Ervin S. Duggan, president of PBS: “I think that other television services make a mistake depreciating the value of older viewers people with leisure time, with relative affluence, a very good target audience. I also think that older viewers are perhaps as underserved in the TV marketplace today as the 2- to 5-year-old, pre-school generation was underserved until PBS came along.”

Ohlmeyer: “I am a firm believer that broadcast television is an undervalued, undersold commodity. To buy an ad in The Wall Street Journal you will pay $65 (on a cost-per-thousand basis). To buy an ad on network television, you will pay somewhere in the teens to $20s. I would say, respectfully, that a commercial with sound, with music, with moving pictures, has more impact than a static ad. If I was sitting there confronted with a static ad and a moving ad, I would have to say I’m going to be more influenced by the moving ad.”

On the chances that digital TV will gain quick viewer acceptance

Ohlmeyer: “There will be 10 digital sets in the city of Los Angeles. Six of them will be owned by the networks.
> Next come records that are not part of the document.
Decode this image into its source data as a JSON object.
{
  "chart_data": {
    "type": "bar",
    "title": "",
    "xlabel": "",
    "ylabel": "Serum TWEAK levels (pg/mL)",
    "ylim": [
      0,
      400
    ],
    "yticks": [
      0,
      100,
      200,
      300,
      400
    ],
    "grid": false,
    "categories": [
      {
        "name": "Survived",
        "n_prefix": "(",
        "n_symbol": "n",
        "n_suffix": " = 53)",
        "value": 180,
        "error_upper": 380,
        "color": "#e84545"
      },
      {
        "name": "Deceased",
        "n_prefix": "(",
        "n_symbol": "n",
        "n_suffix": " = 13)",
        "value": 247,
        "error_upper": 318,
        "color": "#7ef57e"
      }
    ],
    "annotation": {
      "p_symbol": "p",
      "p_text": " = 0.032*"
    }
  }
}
You have to look at the transition from black and white to color. It took two decades.”

Moonves: “That’s the $64,000 question, or should I say the $64 billion question. It’s a tough one.”

Duggan: “We have sent out broadcasting’s first satellite test signal in high definition. (see related story, page 13). We are sponsoring the Traveling Digital Television Express, the road show that will go to 40 cities beginning in March. And we are beginning already to create and produce high-definition programming for eventual broadcast when sets are capable. We chose to focus on the opportunities that are presented by digital television and not the problems.”

On NBC’s $858 million deal to keep “ER”

Jamie Tarses, president, ABC Entertainment: “It’s going to encourage earlier renegotiations. You are going to look at a show that’s successful in three years and you’re going to revisit them at that point to talk about re-upping for additional years.”

Moonves: “Everybody’s looking at doing five-year deals, instead of four.”

Ohlmeyer: ” ‘ER’ is rough. Every two weeks of ‘ER’ is roughly equal to a Super Bowl in terms of rating and share. I see many articles that somebody’s going to pay $1.3 million, $1.4 million, $1.5 million for a Super Bowl unit (30-second commercial). I don’t see any kind of outrage, I don’t see any kind of moral indignation (at the prices). It’s what the market will bear.”

On how the exploding number of channels is affecting programming decisions

Valentine: “Fragmentation (of the audience by cable) is not inevitable. It’s just another word for nothing left to watch. The reason people are watching other than network television is because they don’t like what they are seeing on network television. We feel that the networks, including us, have not done a great job, a compelling enough job, of putting on the kind of programming that a large enough group of people want to watch.”

Bob Wright, president, NBC Inc.: “It seems more unlikely than it did in the past that you could put a show on the air right away and it would be a huge hit, the way ‘ER’ was and is. There is more patience at the beginning of the broadcast year now, more recognition on our part that it’s going to take a little longer. I don’t know if it’s going to be more expensive, but it’s going to be riskier. You are going to have to put a show on the air that you like and you’re going to have to wait longer to see (if it is hot).”

Bloomberg: “I think just looking at ‘ER,’ when you get a hit that audiences love, they will come.”

On the trend of networks airing updated versions of old shows like “Love Boat,” “Fantasy Island,” and ‘The Mary Tyler Moore Show”

ABC’s Bloomberg: “If Mary Tyler Moore comes in and says she wants to come back as her character with Valerie Harper’s character it’s a fun idea and she is a television icon. So that’s just a kick.”

Moonves: “ABC wanted that show more than we did. In addition, everybody knocks us it’s, ‘Oh, you’ve got Bob Newhart and Judd Hirsch, now you are getting Mary Tyler Moore and Rhoda. There you go getting old again.’ It didn’t seem to be a priority to us.”

Valentine: ” ‘Love Boat,’ I liked it and I think the American public will like it.”